As I mentioned previously, this alarm triggered only once. So that this is problem for the alarm tracking if you have many dags.
Clearly to seen that these are works with events. Airflow is not suggest for handling event.

4-) Future Works

As I mentioned that Airflow is not suggesting for handling events. Also if you are write event handler in Slack events (integrated with socket mode or Flask app — My personal choose is socket mode), so you integrate with dag in your event handler. Following code block is the help for this request. In this code you listen message type and inside the actions and these are running in another web application.

import os
from slack_sdk import WebClient
from slack_sdk.errors import SlackApiError
from slack_bolt import App

client = WebClient(token=['SLACK_API_TOKEN'])
app = App(token=['SLACK_APP_TOKEN'])



@app.event({
    "type": "message"
    })
def handle_click(ack, respond, command,event,body):
    try:
        ack()

        event_type = body['actions']
        latest_message = body['messages'][0]

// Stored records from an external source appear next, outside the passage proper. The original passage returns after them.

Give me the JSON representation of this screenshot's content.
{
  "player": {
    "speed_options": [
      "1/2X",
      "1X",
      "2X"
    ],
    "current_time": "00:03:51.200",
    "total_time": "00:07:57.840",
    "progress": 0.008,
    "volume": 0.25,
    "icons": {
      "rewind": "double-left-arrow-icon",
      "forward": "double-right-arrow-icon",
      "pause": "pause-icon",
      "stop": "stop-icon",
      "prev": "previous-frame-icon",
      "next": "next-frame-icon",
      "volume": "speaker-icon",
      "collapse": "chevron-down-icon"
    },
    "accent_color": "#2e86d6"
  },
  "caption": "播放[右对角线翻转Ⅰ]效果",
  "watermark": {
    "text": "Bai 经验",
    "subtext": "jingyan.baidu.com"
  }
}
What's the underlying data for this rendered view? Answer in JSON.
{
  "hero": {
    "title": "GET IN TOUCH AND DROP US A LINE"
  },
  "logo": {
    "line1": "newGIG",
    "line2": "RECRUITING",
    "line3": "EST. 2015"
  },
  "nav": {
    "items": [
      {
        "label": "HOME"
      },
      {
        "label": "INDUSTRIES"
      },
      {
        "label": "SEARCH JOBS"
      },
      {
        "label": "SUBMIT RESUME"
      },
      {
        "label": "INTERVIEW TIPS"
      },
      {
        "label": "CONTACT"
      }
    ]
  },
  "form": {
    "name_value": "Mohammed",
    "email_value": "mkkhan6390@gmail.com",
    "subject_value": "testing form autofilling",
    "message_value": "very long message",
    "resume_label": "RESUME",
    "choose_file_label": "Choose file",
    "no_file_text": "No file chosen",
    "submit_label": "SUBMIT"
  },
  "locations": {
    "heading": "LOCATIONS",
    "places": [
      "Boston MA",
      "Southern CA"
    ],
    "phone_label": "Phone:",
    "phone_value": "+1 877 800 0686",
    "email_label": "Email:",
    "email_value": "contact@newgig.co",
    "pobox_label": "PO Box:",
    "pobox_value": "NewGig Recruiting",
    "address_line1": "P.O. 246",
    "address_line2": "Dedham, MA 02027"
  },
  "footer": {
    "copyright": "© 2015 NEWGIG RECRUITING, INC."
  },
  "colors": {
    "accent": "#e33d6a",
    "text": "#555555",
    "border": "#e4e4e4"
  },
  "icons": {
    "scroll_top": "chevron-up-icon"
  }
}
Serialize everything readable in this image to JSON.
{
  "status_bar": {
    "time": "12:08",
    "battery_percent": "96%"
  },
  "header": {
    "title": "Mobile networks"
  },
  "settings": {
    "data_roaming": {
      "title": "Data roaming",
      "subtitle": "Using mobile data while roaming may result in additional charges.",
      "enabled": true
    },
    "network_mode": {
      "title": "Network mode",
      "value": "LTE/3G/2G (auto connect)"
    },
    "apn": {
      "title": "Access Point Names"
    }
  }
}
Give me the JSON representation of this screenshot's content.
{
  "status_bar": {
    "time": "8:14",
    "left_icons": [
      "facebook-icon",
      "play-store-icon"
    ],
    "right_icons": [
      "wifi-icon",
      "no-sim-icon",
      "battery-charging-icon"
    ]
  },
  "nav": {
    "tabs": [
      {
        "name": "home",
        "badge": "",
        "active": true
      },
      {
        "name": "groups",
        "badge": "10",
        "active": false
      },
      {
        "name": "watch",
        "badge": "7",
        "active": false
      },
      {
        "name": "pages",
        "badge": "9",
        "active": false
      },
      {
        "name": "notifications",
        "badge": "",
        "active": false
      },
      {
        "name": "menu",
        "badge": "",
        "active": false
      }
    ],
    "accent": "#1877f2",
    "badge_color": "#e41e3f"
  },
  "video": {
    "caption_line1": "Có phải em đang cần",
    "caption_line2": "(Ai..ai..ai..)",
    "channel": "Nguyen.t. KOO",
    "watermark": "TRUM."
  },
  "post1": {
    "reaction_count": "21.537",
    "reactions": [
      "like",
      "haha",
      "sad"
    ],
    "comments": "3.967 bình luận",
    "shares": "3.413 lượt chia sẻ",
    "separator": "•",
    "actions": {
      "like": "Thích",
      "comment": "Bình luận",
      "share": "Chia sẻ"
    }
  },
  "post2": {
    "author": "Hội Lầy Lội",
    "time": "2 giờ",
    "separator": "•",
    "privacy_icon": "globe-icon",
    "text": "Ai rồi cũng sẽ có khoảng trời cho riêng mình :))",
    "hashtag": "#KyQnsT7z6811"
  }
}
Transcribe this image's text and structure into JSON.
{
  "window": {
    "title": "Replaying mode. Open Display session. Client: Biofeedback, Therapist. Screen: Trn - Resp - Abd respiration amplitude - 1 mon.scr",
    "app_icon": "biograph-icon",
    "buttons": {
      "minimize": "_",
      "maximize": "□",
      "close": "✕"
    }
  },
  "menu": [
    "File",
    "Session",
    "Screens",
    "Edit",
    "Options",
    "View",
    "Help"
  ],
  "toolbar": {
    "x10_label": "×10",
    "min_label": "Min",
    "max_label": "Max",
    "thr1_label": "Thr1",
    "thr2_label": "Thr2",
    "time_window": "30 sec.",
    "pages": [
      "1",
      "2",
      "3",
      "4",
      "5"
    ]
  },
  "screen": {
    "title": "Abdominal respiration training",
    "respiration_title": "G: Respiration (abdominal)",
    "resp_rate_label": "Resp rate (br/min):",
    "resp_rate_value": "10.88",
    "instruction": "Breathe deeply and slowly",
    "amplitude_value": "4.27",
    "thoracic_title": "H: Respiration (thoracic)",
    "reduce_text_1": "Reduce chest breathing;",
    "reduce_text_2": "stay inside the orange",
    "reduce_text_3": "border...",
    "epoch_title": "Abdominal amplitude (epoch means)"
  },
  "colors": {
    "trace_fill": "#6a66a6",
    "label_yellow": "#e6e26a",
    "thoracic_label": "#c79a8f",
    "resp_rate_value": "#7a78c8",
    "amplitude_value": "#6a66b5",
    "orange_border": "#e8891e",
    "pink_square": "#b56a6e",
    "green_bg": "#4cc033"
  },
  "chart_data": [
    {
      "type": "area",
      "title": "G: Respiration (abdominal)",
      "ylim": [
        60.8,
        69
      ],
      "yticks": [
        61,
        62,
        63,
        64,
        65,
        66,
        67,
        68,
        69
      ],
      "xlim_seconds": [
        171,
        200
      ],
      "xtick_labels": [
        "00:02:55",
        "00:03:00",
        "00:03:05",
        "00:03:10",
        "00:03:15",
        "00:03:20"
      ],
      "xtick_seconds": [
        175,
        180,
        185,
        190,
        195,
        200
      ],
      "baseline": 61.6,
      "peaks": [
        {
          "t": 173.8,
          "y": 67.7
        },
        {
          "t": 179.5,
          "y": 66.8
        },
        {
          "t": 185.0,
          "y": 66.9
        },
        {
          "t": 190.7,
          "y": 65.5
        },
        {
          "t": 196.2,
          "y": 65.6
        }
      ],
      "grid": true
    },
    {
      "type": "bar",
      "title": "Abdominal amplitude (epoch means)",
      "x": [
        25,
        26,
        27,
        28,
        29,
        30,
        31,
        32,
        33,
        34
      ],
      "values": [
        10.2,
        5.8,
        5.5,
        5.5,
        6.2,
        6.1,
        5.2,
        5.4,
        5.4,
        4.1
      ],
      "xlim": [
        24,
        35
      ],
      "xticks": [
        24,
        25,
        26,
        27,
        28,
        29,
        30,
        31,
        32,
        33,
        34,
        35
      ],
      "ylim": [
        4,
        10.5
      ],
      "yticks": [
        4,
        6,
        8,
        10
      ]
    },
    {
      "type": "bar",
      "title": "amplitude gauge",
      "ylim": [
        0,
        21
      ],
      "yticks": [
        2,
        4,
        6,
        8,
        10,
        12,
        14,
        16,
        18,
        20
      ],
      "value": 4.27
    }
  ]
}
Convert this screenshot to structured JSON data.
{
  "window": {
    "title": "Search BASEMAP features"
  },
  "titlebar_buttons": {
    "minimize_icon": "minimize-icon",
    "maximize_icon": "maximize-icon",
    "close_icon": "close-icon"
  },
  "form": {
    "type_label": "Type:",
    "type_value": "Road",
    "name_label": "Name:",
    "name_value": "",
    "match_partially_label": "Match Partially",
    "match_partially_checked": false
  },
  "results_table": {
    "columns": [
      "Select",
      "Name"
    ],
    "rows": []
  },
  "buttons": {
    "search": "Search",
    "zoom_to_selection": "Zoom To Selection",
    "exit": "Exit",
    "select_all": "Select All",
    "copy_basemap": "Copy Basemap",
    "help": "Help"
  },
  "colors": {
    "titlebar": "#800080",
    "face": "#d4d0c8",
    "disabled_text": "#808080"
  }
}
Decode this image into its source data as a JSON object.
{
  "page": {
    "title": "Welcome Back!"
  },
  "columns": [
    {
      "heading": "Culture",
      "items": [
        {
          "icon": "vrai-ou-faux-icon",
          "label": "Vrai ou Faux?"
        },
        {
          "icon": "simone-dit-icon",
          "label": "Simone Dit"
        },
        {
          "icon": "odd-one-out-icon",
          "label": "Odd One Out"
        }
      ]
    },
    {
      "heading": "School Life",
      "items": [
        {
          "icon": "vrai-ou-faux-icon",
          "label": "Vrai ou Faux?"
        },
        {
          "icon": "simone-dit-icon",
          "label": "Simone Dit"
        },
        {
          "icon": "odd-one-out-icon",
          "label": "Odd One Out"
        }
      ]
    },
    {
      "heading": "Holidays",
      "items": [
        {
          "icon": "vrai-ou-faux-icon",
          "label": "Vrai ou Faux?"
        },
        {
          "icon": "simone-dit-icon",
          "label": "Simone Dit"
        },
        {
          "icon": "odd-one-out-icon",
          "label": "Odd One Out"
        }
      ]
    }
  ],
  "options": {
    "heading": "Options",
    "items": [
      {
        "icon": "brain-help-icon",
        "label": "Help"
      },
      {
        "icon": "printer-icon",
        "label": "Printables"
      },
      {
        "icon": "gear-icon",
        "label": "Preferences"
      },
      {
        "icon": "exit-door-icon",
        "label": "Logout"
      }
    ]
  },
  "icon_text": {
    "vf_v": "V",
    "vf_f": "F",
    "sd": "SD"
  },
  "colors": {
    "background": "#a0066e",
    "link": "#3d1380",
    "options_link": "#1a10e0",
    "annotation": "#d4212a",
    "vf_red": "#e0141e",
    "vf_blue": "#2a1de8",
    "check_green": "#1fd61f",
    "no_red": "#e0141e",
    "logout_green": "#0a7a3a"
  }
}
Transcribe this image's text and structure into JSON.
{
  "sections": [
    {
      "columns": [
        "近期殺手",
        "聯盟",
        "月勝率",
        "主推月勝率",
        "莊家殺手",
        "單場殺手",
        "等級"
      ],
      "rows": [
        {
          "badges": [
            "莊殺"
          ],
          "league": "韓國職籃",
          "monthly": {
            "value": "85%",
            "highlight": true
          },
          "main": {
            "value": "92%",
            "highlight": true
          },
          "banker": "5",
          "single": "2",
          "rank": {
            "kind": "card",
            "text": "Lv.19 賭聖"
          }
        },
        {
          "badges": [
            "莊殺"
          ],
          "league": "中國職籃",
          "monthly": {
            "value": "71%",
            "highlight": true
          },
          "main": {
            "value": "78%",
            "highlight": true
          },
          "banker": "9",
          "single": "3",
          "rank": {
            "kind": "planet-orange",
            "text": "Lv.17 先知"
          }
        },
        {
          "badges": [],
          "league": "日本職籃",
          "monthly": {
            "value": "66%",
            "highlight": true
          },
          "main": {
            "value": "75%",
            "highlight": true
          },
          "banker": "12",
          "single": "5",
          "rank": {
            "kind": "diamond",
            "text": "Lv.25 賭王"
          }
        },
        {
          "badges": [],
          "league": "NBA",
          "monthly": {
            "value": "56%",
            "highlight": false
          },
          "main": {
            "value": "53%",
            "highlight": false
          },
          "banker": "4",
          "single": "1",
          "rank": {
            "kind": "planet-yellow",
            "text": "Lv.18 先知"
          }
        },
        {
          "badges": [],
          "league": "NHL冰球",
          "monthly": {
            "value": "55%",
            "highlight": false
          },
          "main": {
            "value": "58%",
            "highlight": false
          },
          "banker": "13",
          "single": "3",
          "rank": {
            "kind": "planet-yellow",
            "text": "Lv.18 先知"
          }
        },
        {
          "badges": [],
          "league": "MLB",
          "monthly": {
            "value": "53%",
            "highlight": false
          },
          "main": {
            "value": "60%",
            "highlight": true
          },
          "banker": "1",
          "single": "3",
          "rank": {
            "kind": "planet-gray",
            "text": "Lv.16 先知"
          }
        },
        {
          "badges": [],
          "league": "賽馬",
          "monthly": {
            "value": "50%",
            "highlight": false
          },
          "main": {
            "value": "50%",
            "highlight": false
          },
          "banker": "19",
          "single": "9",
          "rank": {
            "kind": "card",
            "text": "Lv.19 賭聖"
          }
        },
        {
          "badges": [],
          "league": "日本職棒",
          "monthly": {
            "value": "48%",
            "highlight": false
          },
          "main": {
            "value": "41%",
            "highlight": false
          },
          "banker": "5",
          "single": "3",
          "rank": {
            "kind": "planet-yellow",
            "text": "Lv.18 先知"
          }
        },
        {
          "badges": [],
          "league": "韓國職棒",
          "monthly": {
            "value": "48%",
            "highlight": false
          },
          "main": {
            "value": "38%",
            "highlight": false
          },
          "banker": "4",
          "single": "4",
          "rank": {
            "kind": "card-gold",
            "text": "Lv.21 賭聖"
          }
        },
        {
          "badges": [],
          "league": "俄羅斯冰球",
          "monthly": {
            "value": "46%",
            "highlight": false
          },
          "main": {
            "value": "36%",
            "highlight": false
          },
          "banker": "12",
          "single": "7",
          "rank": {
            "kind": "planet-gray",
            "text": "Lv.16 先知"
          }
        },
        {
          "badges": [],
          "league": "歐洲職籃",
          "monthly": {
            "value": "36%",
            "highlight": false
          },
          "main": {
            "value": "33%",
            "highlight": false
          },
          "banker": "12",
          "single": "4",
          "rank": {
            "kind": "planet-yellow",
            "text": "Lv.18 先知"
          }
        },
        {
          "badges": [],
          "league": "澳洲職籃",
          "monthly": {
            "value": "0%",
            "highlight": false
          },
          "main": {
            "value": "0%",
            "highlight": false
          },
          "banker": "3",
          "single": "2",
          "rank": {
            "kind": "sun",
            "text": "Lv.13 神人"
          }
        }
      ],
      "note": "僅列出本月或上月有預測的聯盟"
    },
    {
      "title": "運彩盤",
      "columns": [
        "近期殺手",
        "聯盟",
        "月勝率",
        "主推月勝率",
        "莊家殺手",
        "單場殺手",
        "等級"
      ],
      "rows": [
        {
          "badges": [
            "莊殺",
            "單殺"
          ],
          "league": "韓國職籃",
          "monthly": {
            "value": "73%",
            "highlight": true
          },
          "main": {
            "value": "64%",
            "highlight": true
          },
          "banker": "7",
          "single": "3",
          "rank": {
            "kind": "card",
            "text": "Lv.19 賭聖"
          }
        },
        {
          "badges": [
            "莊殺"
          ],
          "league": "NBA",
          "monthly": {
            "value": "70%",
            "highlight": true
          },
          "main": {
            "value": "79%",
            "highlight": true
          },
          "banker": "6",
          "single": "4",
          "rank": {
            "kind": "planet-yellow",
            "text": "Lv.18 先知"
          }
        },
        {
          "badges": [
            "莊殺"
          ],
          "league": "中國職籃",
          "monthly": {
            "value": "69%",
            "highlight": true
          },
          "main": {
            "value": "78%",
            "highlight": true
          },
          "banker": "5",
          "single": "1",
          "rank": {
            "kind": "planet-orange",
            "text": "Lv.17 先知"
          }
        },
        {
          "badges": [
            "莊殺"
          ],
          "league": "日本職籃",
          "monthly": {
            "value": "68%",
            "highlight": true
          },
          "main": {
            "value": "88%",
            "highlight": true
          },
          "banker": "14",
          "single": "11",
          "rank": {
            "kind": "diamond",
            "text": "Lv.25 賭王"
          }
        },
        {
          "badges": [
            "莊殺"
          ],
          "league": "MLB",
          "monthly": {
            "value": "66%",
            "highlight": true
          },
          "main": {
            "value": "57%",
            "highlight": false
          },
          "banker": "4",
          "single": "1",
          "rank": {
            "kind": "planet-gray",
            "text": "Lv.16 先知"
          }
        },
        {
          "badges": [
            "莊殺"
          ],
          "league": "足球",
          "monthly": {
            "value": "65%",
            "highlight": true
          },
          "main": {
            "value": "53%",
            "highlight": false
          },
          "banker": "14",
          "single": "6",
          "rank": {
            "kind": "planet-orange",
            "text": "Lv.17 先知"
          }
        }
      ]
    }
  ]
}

        if "actions" in latest_message:
            
            button_value = action["value"]
            
          
            if button_value == "button_1":
                respond(text=f"{body['user']} is integrated by {body['actions']}")
            elif button_value == "button_2":
                respond(text=f"{body['user']} is integrated by {body['actions']}")
            else:
                respond(text=f"{body['user']} is integrated by {body['actions']}")
        else:
            respond(text="No button was clicked.")
    except SlackApiError as e:
        respond(text=f"Error: {e}")


if __name__ == "__main__":
    app.start("host","port")

You also checking this following page for writing custom actions using in Flask : https://slack.dev/bolt-python/concepts#socket-mode

I improve that this task with the information about fail reason, but I couldn’t succeeded it because we take logs from Elastic Search. The future work is how to get basically logs stored in Elastic.

Final future work is clearing task in REST API of Airflow. Because this is not recommended by the Airflow contributors clearing tasks in the Airflow CLI.

5-) Conclusion

As a result I create without using Airflow UI and integrated with Slack with the alarm.

I hopefully, you enjoy this article :) Thanks for reading

Take care of yourself!

Emin Can